Monday 23 June 2014

Week of 6/16 Update

This week I worked on improving parallel performance and on computing the Smith Normal Form (SNF) of matrix min-polys. I've finally got the entire pipeline of code up and running. Given a matrix supplied in Matrix Market Format I have a single program that will read it, compute the matrix min-poly in parallel, change the representation of the min-poly to a matrix entries over a polynomial ring, compute the SNF of that matrix and return the main diagonal. This particular program is in the Linbox repository under benchmarks/invariant-factors-benchmark. So far the results look good, with the last entry being the min-poly and the others looking like the correct invariant factors.

While this is a big step forward there's still a lot that needs to be done. In particular the algorithm I'm using for computing the SNF (The Kannan-Bachem algorithm) works great for matrices over the integers, but is horrendously slow for polynomial rings. I'm 90% sure that the problem is that it's generating intermediate values that are polynomials of enormous degree, and spending way too much time manipulating those. Fortunately, there's a way around this blow-up in polynomial degree, and that's to use the fact that all the computations of the SNF of $A$ can be done modulo $det(A)$. Unfortunately Linbox doesn't have a good way of finding the determinant of a polynomial matrix right now so that's my next step. Once I've got $det(A)$, I'll either extend the Kannan-Bachem class or just write a wrapper for the polynomial ring class that does everything modulo a given polynomial.

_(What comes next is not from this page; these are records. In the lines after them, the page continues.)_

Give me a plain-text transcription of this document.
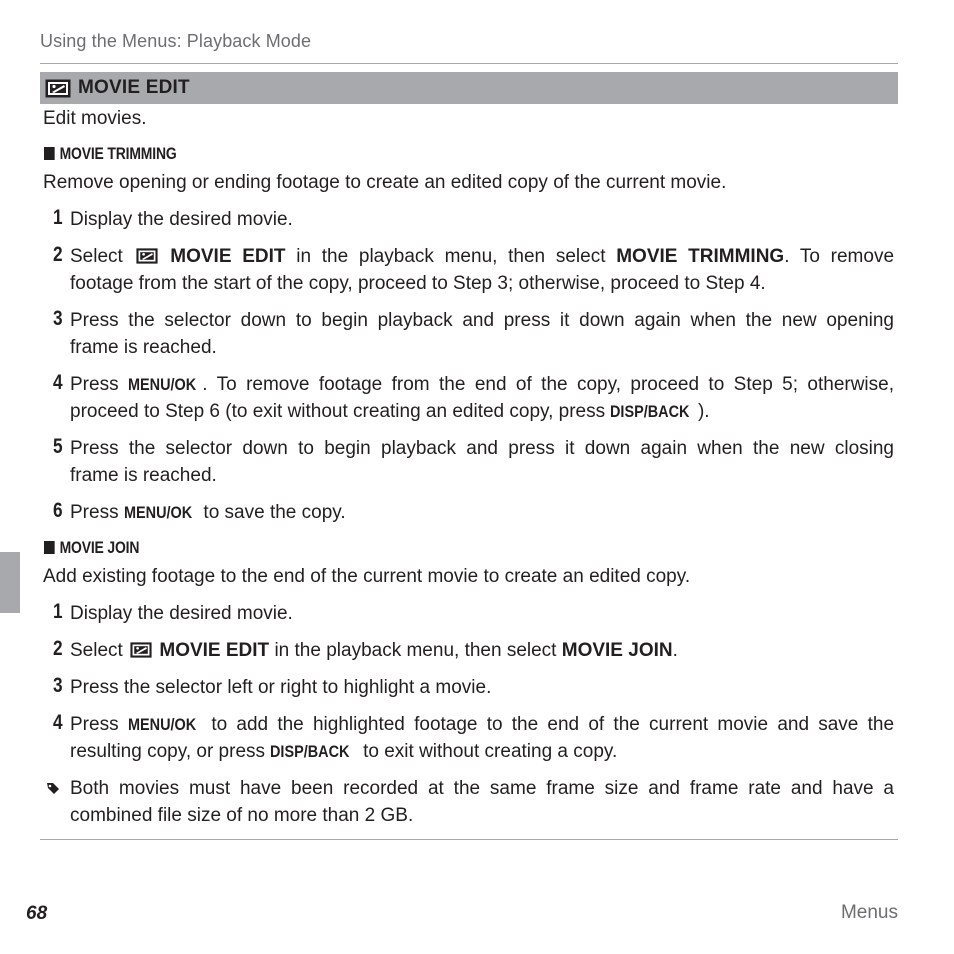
Using the Menus: Playback Mode
MOVIE EDIT
Edit movies.
MOVIE TRIMMING
Remove opening or ending footage to create an edited copy of the current movie.
1 Display the desired movie.
2 Select MOVIE EDIT in the playback menu, then select MOVIE TRIMMING. To remove
footage from the start of the copy, proceed to Step 3; otherwise, proceed to Step 4.
3 Press the selector down to begin playback and press it down again when the new opening
frame is reached.
4 Press MENU/OK . To remove footage from the end of the copy, proceed to Step 5; otherwise,
proceed to Step 6 (to exit without creating an edited copy, press DISP/BACK ).
5 Press the selector down to begin playback and press it down again when the new closing
frame is reached.
6 Press MENU/OK to save the copy.
MOVIE JOIN
Add existing footage to the end of the current movie to create an edited copy.
1 Display the desired movie.
2 Select MOVIE EDIT in the playback menu, then select MOVIE JOIN.
3 Press the selector left or right to highlight a movie.
4 Press MENU/OK to add the highlighted footage to the end of the current movie and save the
resulting copy, or press DISP/BACK to exit without creating a copy.
Both movies must have been recorded at the same frame size and frame rate and have a
combined file size of no more than 2 GB.
68	Menus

My basic strategy for computing $det(A)$ is to evaluate $A$ at $n$ points (over a field extension if there aren't enough distinct points in the base field), then compute $n$ determinant of these scalar matrices and finally interpolate the polynomial that goes through those points. This shouldn't be too hard, but the interpolation step might be a bit tricky since the usual way to do this (Inverse FFT) requires a root of unity with an order that's greater than $n$ and also a power of 2. This isn't always easy to find over an arbitrary field so I'm looking into alternative algorithms with less strict requirements for the interpolation points.